Ich habe lange gezögert,ehe ich mich im August 2022 zu einer empfohlenen Hüft-OP durchgerungen habe, einer „Routine-OP“, bei der so gut wie nichts schiefgehen könne, hieß es, durch das Rapid Recovery Programm würde ich binnen weniger Tage entlassen werden und nach drei Wochen Reha „good to go“ sein. Heute, fast drei Jahre, mehrere Rehas und unzählige Stunden Physiotherapie später, kann ich mich zwar ohne Rollstuhl, Rollator oder Krücken bewegen, bin aber nun ein Mensch mit Behinderung. Was ist passiert?
Der Ischias-Nerv wurde bei der OP zerquetscht. Folge: Unterschenkel und Fußlähmung gepaart mit Nervenschmerzen, Polyneuropathie genannt. Kunst- oder besser Behandlungsfehler nennt man das. Laut Medizinischem Dienst (MD) wurden im Jahr 2023 fast 12.500 Verdachtsfälle gemeldet und fast 3.600 als Behandlungsfehler anerkannt. Aber das sind nur die gemeldeten Fälle, für die Gutachten erstellt wurden – ungeachtet der Dunkelziffer von Geschädigten, die keine Meldung machen, weil sie ohnehin keine Unterstützung durch ihre Krankenkassen oder vom MD erwarten.

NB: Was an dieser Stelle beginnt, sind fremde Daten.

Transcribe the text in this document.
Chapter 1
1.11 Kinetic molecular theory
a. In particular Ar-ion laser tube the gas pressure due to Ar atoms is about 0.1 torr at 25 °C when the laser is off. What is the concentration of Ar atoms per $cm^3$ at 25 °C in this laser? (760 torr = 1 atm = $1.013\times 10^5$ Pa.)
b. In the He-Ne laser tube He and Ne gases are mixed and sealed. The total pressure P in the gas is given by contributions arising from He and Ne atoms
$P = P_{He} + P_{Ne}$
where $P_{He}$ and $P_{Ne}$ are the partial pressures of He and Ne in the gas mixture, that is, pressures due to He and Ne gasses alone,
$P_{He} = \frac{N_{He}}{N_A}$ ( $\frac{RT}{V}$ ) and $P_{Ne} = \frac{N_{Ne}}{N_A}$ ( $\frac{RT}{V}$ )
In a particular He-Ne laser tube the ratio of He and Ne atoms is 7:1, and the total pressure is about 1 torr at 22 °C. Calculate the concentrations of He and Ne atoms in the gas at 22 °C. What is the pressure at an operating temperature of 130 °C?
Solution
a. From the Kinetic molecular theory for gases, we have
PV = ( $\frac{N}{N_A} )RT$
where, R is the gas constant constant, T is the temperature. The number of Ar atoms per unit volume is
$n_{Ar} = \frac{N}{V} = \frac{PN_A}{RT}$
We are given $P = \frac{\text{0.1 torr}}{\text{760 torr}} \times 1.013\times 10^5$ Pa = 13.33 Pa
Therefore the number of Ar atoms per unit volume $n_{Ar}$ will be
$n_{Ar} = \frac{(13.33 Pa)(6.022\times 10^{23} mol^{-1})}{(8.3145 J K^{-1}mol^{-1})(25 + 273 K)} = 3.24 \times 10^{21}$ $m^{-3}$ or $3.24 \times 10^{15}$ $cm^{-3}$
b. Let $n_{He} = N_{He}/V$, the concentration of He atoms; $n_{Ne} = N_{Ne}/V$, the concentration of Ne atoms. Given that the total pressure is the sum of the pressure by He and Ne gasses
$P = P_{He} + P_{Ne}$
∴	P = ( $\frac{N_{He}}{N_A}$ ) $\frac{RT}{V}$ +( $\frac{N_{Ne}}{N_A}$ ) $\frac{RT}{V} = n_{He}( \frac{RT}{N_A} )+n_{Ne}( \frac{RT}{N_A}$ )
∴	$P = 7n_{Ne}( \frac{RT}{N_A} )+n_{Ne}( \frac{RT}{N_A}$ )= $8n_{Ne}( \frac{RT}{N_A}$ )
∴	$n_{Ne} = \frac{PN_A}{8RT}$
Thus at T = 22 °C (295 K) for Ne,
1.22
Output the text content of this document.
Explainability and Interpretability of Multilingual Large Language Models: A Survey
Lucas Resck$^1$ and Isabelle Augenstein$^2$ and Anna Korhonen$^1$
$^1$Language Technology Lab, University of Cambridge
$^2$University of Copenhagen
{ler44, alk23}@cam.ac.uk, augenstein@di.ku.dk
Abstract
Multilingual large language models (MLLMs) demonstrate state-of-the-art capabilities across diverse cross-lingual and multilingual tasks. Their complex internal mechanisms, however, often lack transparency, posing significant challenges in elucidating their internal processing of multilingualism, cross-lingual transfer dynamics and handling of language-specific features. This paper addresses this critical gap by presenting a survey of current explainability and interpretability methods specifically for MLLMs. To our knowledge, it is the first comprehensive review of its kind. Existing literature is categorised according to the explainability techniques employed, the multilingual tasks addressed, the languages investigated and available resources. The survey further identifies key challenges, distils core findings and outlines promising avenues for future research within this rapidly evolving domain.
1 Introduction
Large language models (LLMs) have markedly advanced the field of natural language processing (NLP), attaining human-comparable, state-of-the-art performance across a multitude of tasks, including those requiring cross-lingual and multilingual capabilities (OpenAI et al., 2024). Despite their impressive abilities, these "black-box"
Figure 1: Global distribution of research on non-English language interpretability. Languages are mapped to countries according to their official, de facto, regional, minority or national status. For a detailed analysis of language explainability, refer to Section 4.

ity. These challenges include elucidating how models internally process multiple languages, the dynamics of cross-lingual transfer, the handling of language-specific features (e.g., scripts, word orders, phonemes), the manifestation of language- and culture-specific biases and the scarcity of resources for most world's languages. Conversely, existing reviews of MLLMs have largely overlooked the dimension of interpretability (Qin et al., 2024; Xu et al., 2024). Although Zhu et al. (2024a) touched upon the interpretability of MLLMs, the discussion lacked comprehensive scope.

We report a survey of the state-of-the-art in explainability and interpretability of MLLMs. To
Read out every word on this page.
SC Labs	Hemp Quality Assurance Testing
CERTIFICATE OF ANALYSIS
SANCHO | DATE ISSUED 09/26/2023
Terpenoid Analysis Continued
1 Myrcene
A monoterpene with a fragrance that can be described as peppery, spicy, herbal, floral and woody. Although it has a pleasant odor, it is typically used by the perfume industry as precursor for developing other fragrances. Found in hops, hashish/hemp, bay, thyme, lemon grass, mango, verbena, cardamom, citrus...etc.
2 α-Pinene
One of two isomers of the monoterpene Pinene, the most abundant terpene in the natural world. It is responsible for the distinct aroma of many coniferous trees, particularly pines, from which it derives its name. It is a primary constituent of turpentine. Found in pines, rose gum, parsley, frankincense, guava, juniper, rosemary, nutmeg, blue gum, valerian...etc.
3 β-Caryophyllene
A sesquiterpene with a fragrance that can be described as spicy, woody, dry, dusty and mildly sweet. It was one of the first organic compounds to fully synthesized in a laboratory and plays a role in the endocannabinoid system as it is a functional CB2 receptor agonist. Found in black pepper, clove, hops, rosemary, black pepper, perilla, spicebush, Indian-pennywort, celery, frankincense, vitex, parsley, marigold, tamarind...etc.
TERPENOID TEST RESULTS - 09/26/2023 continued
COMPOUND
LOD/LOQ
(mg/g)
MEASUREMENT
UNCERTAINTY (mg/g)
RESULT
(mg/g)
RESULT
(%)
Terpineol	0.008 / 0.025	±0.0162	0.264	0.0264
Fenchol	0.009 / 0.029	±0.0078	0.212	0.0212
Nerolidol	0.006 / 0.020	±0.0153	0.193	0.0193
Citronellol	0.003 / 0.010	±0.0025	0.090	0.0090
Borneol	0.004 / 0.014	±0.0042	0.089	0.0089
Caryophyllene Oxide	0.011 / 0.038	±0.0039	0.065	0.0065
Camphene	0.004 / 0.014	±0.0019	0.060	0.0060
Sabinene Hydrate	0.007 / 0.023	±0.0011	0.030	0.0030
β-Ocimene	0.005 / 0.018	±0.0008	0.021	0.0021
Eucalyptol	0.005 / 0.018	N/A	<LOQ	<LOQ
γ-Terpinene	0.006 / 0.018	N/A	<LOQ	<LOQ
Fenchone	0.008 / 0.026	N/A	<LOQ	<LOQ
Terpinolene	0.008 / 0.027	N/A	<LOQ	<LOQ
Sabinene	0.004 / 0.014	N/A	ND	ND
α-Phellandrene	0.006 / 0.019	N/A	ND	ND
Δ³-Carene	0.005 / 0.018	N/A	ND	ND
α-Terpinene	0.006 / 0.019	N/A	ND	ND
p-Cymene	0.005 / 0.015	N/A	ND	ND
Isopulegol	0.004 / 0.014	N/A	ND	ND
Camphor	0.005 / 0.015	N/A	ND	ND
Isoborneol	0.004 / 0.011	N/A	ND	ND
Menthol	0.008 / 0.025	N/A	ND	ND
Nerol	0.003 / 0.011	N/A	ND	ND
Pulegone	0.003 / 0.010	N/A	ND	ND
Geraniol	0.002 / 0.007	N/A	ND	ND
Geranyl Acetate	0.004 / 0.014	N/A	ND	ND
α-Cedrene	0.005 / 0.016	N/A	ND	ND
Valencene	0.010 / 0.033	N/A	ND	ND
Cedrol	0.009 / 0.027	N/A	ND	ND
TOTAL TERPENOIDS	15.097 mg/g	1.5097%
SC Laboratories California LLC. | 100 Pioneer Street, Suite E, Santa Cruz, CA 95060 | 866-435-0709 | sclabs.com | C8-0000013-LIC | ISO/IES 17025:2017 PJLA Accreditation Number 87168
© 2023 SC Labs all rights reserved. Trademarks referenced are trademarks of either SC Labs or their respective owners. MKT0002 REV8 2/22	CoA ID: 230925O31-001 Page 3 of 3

Dunkelziffer und Intransparenz
Einen erlittenen Schaden als Behandlungsfehler anerkannt zu bekommen, gleicht einer Zitterpartie. Die Geschädigten müssen nämlich nachweisen, dass ihr Schaden eine direkte Folge der Behandlung ist. Doch für Laien sind medizinische Sachverhalte schwer zu verstehen, wie sollen sie das nachweisen? Wo doch Krankenhäuser und Ärzt:innen, um Reputationsverluste zu vermeiden, intransparent agieren und über Kolleg:innen selten negative Gutachten verfasst werden. Ich hatte laut Gutachter einfach „Pech“. Ein schuldhaftes Handeln könne nicht nachgewiesen werden.
Anders als etwa in den USA, wo Geschädigte immerhin mit einem Schmerzensgeld rechnen können, gehen Patient:innen in Deutschland meistens leer aus. Eine Geldzahlung zaubert den Schaden nicht weg, zeigt den Geschädigten aber, dass man ihr „Pech“ wahrnimmt. Patient:innen haben zudem nicht nur den Schaden, sondern oft hohe Folgekosten für Behandlungen, Zuzahlungen, Umbaumaßnahmen und mehr und sind somit doppelt bestraft. „Patientinnen und Patienten werden hierzulande im Stich gelassen“, sagte der Vorstand der Stiftung Patientenschutz, Eugen Brysch, nach Veröffentlichung der MD-Statistik im August 2024.
Doppelt bestraft
In jedem Arbeitsfeld passieren Fehler. Und gerade in Krankenhäusern arbeiten Fachkräfte bis zum Anschlag, trotz aller Sorgfalt können daher Fehler passieren. Nur: Mediziner:innen und Krankenhäuser geben ihre so gut wie niemals zu. Dabei könnte eine bessere Fehlerkultur einiges verhindern. Etwa mit anonymen Patienten-Meldesystemen, Fehlerschulungen für Personal und die verpflichtende Erfassung von sog. Never Events, d.h. tatsächlich oder potentiell schädlichenVorkommnissen, die bei Einhaltung von Sicherheits- und Präventionsmaßnahmen vermeidbar wären. „Im deutschen Gesundheitswesen hat die Risiko- und Sicherheitskultur nicht den nötigen Stellenwert. Die gemeldeten Fälle sind die Spitze des Eisberges“, sagt Ruth Hecker, Vorständin beim Aktionsbündnis Patientensicherheit.
Auch ein anderer Umgang mit Geschädigten würde helfen. Oft werden Patient:innen nicht ernst genommen. Obwohl ich nach der OP bald merkte, dass mein Bein gelähmt war, wurde das zunächst auf die Narkose geschoben, die bei manchen Menschen halt länger wirke. Folglich wurde nichts unternommen. Nebenbei bemerkt zeigt eine aktuelle Studie der Berliner Charité, dass Menschen mit sichtbarer Migrationsgeschichte in Krankenhäusern und Praxen weniger ernst genommen und schlechter versorgt werden. Was für ein Pech aber auch.